New CAP Reduction Mechanisms for IEEE 802.15.4 DSME to Support Fluctuating Traffic in IoT Systems

TL;DR

This paper introduces two extensions to IEEE 802.15.4 DSME that dynamically adapt the CFP/CAP ratio, enhancing responsiveness to traffic fluctuations while maintaining high throughput in IoT systems.

Contribution

The paper proposes novel mechanisms for real-time adjustment of the CFP fraction in DSME, improving flexibility and performance under variable traffic conditions.

Findings

Extensions enable dynamic CFP/CAP ratio adaptation.

Simulations show improved responsiveness to traffic changes.

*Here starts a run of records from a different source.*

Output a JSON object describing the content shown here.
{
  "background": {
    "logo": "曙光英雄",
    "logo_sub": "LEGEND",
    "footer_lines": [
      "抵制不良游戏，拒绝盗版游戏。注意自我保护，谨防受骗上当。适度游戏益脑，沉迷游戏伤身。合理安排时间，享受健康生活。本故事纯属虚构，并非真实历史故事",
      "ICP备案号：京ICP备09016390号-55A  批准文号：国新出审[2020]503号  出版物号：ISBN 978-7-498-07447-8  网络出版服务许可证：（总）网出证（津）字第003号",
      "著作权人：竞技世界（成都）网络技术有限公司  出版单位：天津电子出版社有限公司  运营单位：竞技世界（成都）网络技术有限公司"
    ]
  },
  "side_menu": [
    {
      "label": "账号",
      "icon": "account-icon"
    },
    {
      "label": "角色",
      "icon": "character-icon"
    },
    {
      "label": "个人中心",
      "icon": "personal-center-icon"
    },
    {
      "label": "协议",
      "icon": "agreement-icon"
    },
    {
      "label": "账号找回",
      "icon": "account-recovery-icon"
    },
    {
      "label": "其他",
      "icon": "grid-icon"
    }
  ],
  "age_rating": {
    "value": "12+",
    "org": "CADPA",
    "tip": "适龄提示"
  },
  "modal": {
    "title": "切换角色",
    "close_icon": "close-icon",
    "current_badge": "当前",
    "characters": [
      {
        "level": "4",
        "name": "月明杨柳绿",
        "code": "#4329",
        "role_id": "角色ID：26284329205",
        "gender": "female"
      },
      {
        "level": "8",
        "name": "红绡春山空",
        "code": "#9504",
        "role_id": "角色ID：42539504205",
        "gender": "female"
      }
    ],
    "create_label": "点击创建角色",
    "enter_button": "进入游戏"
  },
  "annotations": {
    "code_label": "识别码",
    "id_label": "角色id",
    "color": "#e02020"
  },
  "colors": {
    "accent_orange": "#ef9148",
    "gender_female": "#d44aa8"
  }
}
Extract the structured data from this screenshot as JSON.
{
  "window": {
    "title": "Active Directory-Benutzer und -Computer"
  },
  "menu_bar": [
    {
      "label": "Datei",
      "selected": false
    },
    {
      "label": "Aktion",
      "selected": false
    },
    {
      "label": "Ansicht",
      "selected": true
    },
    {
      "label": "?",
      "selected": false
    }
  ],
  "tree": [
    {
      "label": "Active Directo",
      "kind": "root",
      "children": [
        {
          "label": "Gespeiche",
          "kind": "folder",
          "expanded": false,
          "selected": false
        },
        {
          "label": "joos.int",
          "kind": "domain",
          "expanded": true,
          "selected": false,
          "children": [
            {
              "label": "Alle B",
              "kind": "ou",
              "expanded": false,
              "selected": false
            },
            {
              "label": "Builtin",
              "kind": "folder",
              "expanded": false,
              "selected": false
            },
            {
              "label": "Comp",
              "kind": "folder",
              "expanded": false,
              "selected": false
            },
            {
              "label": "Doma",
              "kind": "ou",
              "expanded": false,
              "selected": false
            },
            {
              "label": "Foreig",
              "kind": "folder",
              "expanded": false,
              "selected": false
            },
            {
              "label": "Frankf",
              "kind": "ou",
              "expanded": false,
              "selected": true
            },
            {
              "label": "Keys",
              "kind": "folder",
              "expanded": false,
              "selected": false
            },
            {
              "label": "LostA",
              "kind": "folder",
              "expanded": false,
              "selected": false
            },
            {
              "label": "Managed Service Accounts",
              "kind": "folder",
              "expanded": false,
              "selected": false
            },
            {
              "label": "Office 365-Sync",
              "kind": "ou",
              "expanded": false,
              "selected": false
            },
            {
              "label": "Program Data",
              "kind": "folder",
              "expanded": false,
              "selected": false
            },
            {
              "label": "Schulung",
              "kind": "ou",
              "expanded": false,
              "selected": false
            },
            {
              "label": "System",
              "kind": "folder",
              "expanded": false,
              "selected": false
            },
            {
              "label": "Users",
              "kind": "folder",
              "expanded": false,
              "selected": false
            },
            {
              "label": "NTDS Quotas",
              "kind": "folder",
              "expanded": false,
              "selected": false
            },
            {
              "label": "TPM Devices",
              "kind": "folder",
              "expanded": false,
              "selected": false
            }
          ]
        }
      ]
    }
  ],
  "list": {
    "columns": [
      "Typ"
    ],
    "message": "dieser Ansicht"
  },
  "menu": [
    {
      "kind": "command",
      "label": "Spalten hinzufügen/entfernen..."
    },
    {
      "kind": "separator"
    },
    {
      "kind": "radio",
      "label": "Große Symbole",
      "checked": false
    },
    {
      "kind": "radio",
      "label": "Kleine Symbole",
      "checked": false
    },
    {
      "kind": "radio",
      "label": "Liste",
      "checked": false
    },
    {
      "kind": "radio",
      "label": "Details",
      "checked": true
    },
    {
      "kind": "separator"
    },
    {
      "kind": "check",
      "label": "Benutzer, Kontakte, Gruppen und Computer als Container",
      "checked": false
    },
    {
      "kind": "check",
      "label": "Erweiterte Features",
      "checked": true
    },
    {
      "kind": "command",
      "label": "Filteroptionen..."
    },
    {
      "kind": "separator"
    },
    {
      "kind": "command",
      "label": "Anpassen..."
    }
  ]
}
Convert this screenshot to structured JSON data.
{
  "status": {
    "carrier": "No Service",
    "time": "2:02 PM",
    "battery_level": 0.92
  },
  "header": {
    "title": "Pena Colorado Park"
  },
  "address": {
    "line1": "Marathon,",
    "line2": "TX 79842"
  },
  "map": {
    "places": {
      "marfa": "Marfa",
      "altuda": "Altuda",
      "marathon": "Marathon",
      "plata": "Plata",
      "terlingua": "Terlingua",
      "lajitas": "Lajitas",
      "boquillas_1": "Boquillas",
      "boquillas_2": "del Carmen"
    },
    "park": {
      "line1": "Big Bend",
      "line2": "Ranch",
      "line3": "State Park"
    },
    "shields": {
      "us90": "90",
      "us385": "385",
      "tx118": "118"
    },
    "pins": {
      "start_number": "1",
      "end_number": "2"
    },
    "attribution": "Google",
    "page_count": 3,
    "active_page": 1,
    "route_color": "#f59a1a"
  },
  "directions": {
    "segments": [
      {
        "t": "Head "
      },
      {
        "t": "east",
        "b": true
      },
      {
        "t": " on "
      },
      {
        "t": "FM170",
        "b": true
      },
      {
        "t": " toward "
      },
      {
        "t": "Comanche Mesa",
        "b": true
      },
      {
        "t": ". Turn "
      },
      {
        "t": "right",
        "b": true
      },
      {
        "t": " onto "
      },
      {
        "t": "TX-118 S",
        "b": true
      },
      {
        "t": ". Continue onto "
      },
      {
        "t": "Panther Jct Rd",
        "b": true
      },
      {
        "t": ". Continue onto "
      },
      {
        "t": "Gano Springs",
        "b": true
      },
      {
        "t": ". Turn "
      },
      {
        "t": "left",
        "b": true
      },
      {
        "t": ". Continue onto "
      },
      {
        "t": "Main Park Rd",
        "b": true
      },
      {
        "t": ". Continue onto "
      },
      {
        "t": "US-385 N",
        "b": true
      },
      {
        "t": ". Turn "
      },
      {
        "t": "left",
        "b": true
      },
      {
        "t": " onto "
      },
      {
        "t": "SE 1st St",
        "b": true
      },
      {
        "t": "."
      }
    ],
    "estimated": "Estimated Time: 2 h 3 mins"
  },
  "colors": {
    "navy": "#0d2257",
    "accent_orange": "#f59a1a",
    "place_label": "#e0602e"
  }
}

High throughput is maintained despite traffic fluctuations.

Abstract

In 2015, the IEEE 802.15.4 standard was expanded by the Deterministic and Synchronous Multi-Channel Extension (DSME) to increase reliability, scalability and energy-efficiency in industrial applications. The extension offers a TDMA/FDMA-based channel access, where time is divided into two alternating phases, a contention access period (CAP) and a contention free period (CFP). During the CAP, transmission slots can be allocated offering an exclusive access to the shared medium during the CFP. The fraction $\tau$ of CFP's time slots in a dataframe is a critical value, because it directly influences agility and throughput. A high throughput demands that the CFP is much longer than the CAP, i.e., a high value of the fraction $\tau$, because application data is only sent during the CFP. High agility is given if the expected waiting time to send a CAP message is short and that the length of the CAPs are sufficiently long to accommodate necessary (de)allocations of GTSs, i.e., a low value of the fraction $\tau$. Once DSME is configured according to the needs of an application, the fraction $\tau$ can only assume one of two values and cannot be changed at run-time. In this paper, we propose two extensions of DSME that allow to adopt $\tau$ to the current traffic pattern. We show theoretically and through simulations that the proposed extensions provide a high degree of responsiveness to traffic fluctuations while keeping the throughput high.